Mali: la visite de Goodluck Jonathan relance les craintes sur la durée de la transition

L'ancien président libérien Goodluck Jonhatan, et médiateur pour le Mali, lors du sommet de la Cédéao à Accra, le 30 mai 2021. © NIPAH DENNIS/AFP L'ancien président libérien Goodluck Jonhatan, et médiateur pour le Mali, lors du sommet de la Cédéao à Accra, le 30 mai 2021.

Le médiateur de la Cédéao pour le Mali a quitté Bamako mardi après deux jours de consultations avec les autorités de transition.

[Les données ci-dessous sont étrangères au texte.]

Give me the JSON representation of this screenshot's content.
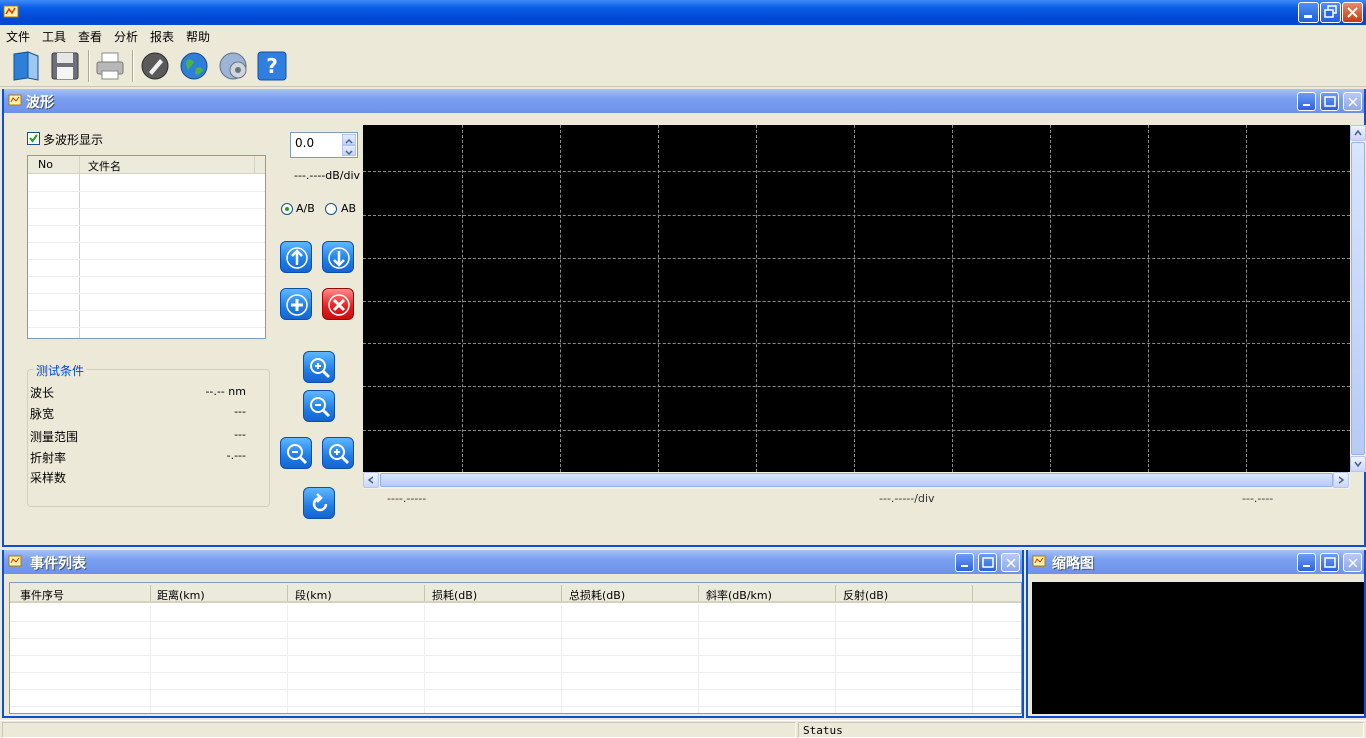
{
  "menu": [
    "文件",
    "工具",
    "查看",
    "分析",
    "报表",
    "帮助"
  ],
  "toolbar": [
    "open-icon",
    "save-icon",
    "print-icon",
    "edit-icon",
    "globe-icon",
    "settings-globe-icon",
    "help-icon"
  ],
  "waveform": {
    "title": "波形",
    "multi_wave_label": "多波形显示",
    "multi_wave_checked": true,
    "file_list": {
      "col_no": "No",
      "col_name": "文件名"
    },
    "spin_value": "0.0",
    "db_div": "---.----dB/div",
    "radio_ab_slash": "A/B",
    "radio_ab": "AB",
    "radio_selected": "A/B",
    "conditions": {
      "legend": "测试条件",
      "wavelength_label": "波长",
      "wavelength_value": "--.-- nm",
      "pulse_label": "脉宽",
      "pulse_value": "---",
      "range_label": "测量范围",
      "range_value": "---",
      "index_label": "折射率",
      "index_value": "-.---",
      "samples_label": "采样数"
    },
    "x_left": "----.-----",
    "x_mid": "---.-----/div",
    "x_right": "---.----"
  },
  "events": {
    "title": "事件列表",
    "columns": [
      "事件序号",
      "距离(km)",
      "段(km)",
      "损耗(dB)",
      "总损耗(dB)",
      "斜率(dB/km)",
      "反射(dB)"
    ]
  },
  "thumbnail": {
    "title": "缩略图"
  },
  "status": {
    "text": "Status"
  },
  "colors": {
    "title_blue": "#0a5ee8",
    "child_title": "#7a9ff0",
    "plot_bg": "#000000",
    "grid": "#8a8a8a"
  }
}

Goodluck Jonathan a exprimé sa « préoccupation » sur « l’insuffisance d’actions concrètes dans la préparation effective du processus électoral ». En clair, sur la volonté des autorités de respecter leurs engagements sur la durée de la transition, censée prendre fin avec les scrutins présidentiels et législatifs, théoriquement prévus en février 2022.

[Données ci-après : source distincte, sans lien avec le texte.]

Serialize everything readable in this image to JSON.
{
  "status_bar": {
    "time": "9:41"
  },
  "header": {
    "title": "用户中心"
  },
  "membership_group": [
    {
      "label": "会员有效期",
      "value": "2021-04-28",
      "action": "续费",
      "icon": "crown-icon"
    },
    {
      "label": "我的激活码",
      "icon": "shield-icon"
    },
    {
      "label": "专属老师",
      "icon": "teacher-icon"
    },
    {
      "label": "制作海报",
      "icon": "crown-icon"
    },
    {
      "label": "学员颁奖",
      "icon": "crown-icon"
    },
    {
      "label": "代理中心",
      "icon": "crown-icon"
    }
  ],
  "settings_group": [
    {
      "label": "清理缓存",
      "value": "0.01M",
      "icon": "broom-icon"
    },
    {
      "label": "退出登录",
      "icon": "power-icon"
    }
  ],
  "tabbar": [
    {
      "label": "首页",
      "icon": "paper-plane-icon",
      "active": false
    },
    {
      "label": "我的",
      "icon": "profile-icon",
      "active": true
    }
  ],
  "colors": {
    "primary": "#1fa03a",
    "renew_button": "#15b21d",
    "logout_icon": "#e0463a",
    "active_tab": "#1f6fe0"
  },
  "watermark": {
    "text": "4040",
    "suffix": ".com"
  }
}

Après avoir rencontré le médiateur de la Cédéao, le Premier ministre Choguel Maïga n’a pas réitéré les engagements jusqu’ici affichés sur la durée de la Transition, mais expliqué que « les détails sur le chronogramme des opérations électorales » seraient « fournis par les futures Assises Nationales ». Dont les dates ne sont pas encore fixées.

Quant à la présidence du colonel Assimi Goïta, elle assure dans son communiqué que « des voix s’élèvent de plus en plus, partout dans le pays, pour réclamer la prolongation de la Transition » en raison de « la persistance de certains défis majeurs » comme « la lutte contre l’insécurité, l’impunité et la corruption ».

« Un chaos électoral » se prépare pour le Parena

Des termes qui alimentent tous ceux qui soupçonnent les autorités de vouloir rester au pouvoir plus longtemps que prévu et d’organiser des Assises nationales présentées par le Premier ministre comme un vaste cadre de dialogue censé préparer les réformes politiques et institutionnelles à venir dans le seul but de valider ce projet. 

Raison pour laquelle plusieurs partis politiques ont d’ores-et-déjà annoncé leur refus d’y participer. Le Parena de Tiébilé Dramé, juge que ces Assises préparent « un chaos électoral » en voulant imposer un organe unique de gestion des élections. Le Codem d’Housseini Amion Guindo dénonce une « conclusion connue d’avance : l’allongement de la Transition ». De nombreux autres partis ont exprimé leurs réticences sur la tenue de ces Assises, jugées « inopportunes » et « coûteuses », sans encore annoncer clairement s’ils y participeraient ou non.